By Mary Lynn Johnson, ‘91
They are, in a word, avid. Together Todd, ’62, and Lanny, ’63, Britsch have seen arguably more BYU football and basketball games than anyone not part of a coaching staff. Lanny’s wife, JoAnn, ’62, characterizes her husband’s dedication by saying, “He once went to a football game in a snowstorm with pneumonia.”
But the brothers don’t exactly look like stereotypical superfans.
“When you think of Todd you think of this person who is extremely cultured, very sophisticated about the arts,” says Clayne L. Pope, ’65, a longtime colleague of the brothers. “We don’t usually think people like that are going to be completely devoted to athletics. But when Todd was in the administration and sitting in the president’s loge at the football games, he was never one to just sit there and engage in quiet conversation while the game was going on. He was down on the field with the players, wanting them to win. I think of him absolutely dying when there’s a fumble or a loss.”
The Britsches’ game-time intensity goes back to their childhoods when they attended BYU’s laboratory school.
“They used to let us take our elementary school activity cards and get into the BYU games,” says Todd. “Football I remember particularly, which was in the stadium off the side of the hill where the Richards Building is. We started attending regularly when I was nine and have missed very few games, when we’ve been within the state of Utah, since that time.”
“I can remember that horrible Wyoming game right after World War II, when the only entertaining thing was throwing snowballs at the cheerleaders and trying to hit the center of the megaphones–and then the snow would go right through into their eyes,” Lanny says.
“We had 0-and-11 and 1-and-10 seasons back then,” Todd recalls. “So neither of us cares if BYU runs up the score. No matter how badly we beat people, we still have to make up for some of those seasons we saw when we were young.”

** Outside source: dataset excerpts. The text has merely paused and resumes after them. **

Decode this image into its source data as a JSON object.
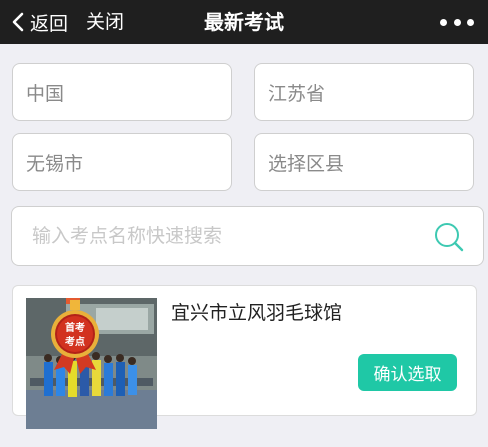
{
  "nav": {
    "back_label": "返回",
    "close_label": "关闭",
    "title": "最新考试"
  },
  "filters": {
    "country": "中国",
    "province": "江苏省",
    "city": "无锡市",
    "district_placeholder": "选择区县"
  },
  "search": {
    "placeholder": "输入考点名称快速搜索"
  },
  "results": [
    {
      "name": "宜兴市立风羽毛球馆",
      "badge_line1": "首考",
      "badge_line2": "考点",
      "select_label": "确认选取"
    }
  ],
  "colors": {
    "nav_bg": "#1f1f1f",
    "accent": "#1fc8a6",
    "search_icon": "#3dc9b2",
    "page_bg": "#efeff4"
  },
  "icons": {
    "back": "chevron-left-icon",
    "more": "more-dots-icon",
    "search": "search-icon",
    "badge": "medal-badge-icon"
  }
}
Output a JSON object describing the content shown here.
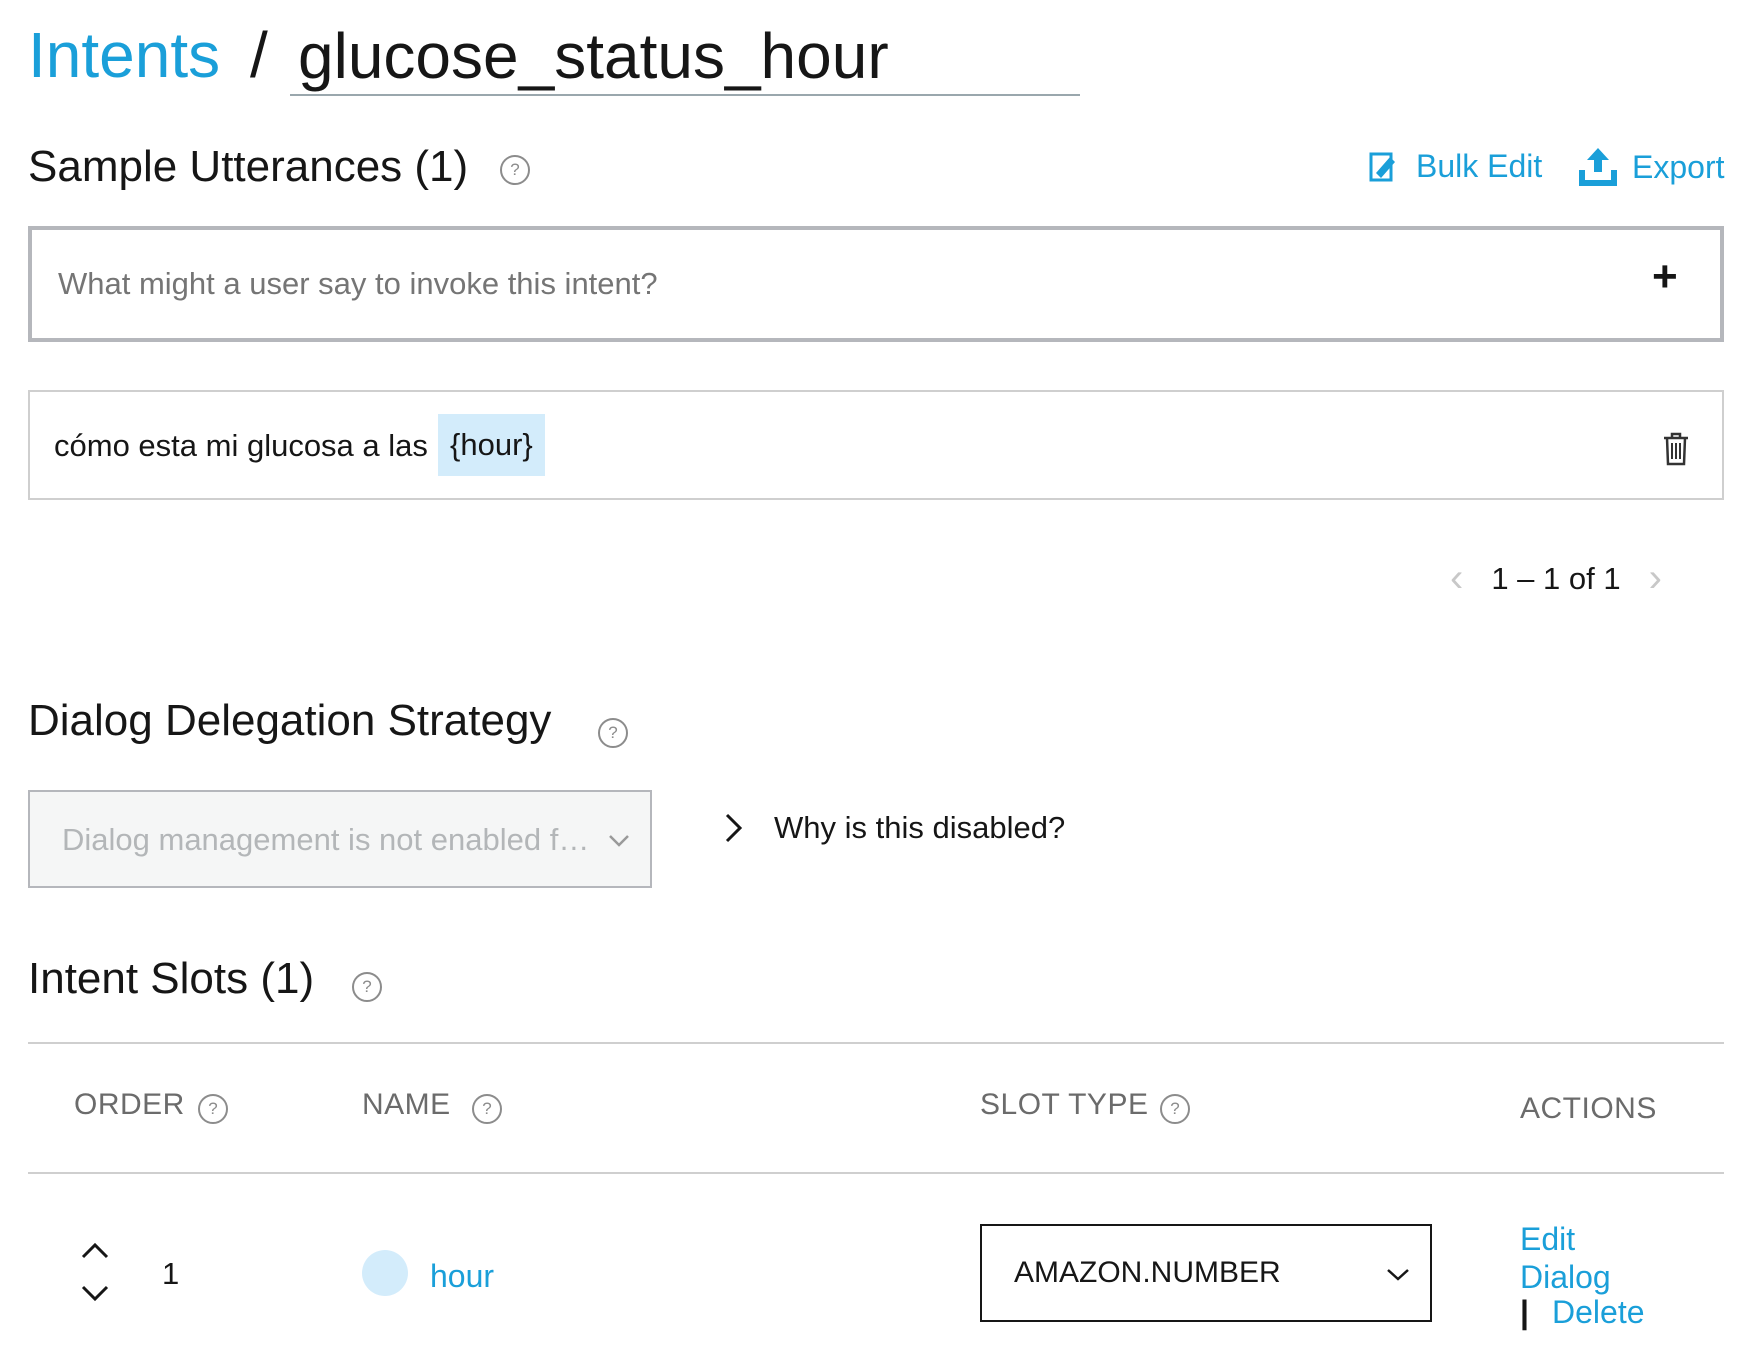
{
  "header": {
    "breadcrumb_root": "Intents",
    "separator": "/",
    "intent_name": "glucose_status_hour"
  },
  "utterances": {
    "title": "Sample Utterances (1)",
    "help": "?",
    "bulk_edit_label": "Bulk Edit",
    "export_label": "Export",
    "input_placeholder": "What might a user say to invoke this intent?",
    "add_symbol": "+",
    "items": [
      {
        "text": "cómo esta mi glucosa a las",
        "slot": "{hour}"
      }
    ],
    "pagination": "1 – 1 of 1"
  },
  "delegation": {
    "title": "Dialog Delegation Strategy",
    "help": "?",
    "select_value": "Dialog management is not enabled f…",
    "why_label": "Why is this disabled?"
  },
  "slots": {
    "title": "Intent Slots (1)",
    "help": "?",
    "columns": {
      "order": "ORDER",
      "name": "NAME",
      "slot_type": "SLOT TYPE",
      "actions": "ACTIONS"
    },
    "rows": [
      {
        "order": "1",
        "name": "hour",
        "slot_type": "AMAZON.NUMBER",
        "action_edit": "Edit",
        "action_dialog": "Dialog",
        "action_separator": "|",
        "action_delete": "Delete"
      }
    ]
  },
  "colors": {
    "accent": "#1a9fd9",
    "slot_highlight": "#d3ecfb",
    "text": "#161616",
    "muted": "#6b6b6b"
  }
}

But it’s not just sports that draw the Britsches’ loyal support. “Todd once told me that he’d never missed a devotional when he was on campus,” says English Department chair John S. Tanner, ’74.
And the brothers started frequenting BYU cultural events even before they became regular sports fans: Ralph A., ’33, and Florence Todd, ’38, Britsch first took their boys to Lyceums–a series of concerts and speeches given by visiting celebrities–at BYU at about ages 6 and 5. “Our folks had us convinced that going to those concerts was almost a hallowed privilege,” Lanny says. “And somehow they got us sufficiently psyched that we would sit there in absolute stillness and quiet.”
“I had a pair of scratchy wool trousers that just about killed me,” Todd says. “But I thought, ‘If I wiggle, maybe he won’t let me come again.’ So I would sit there absolutely still with my legs almost red from those trousers. Fortunately once my parents caught on to how itchy they were I didn’t have to wear them any more.”
The habit of attending BYU functions–and considering it a privilege–has continued throughout the brothers’ lives. Today Todd and his wife are especially consistent. “If Todd and Dorothy aren’t at a concert, you assume that they’re ill,” Pope says.
“This university,” Todd says, “is a place where you can get the most amazing kinds of experiences for almost nothing.”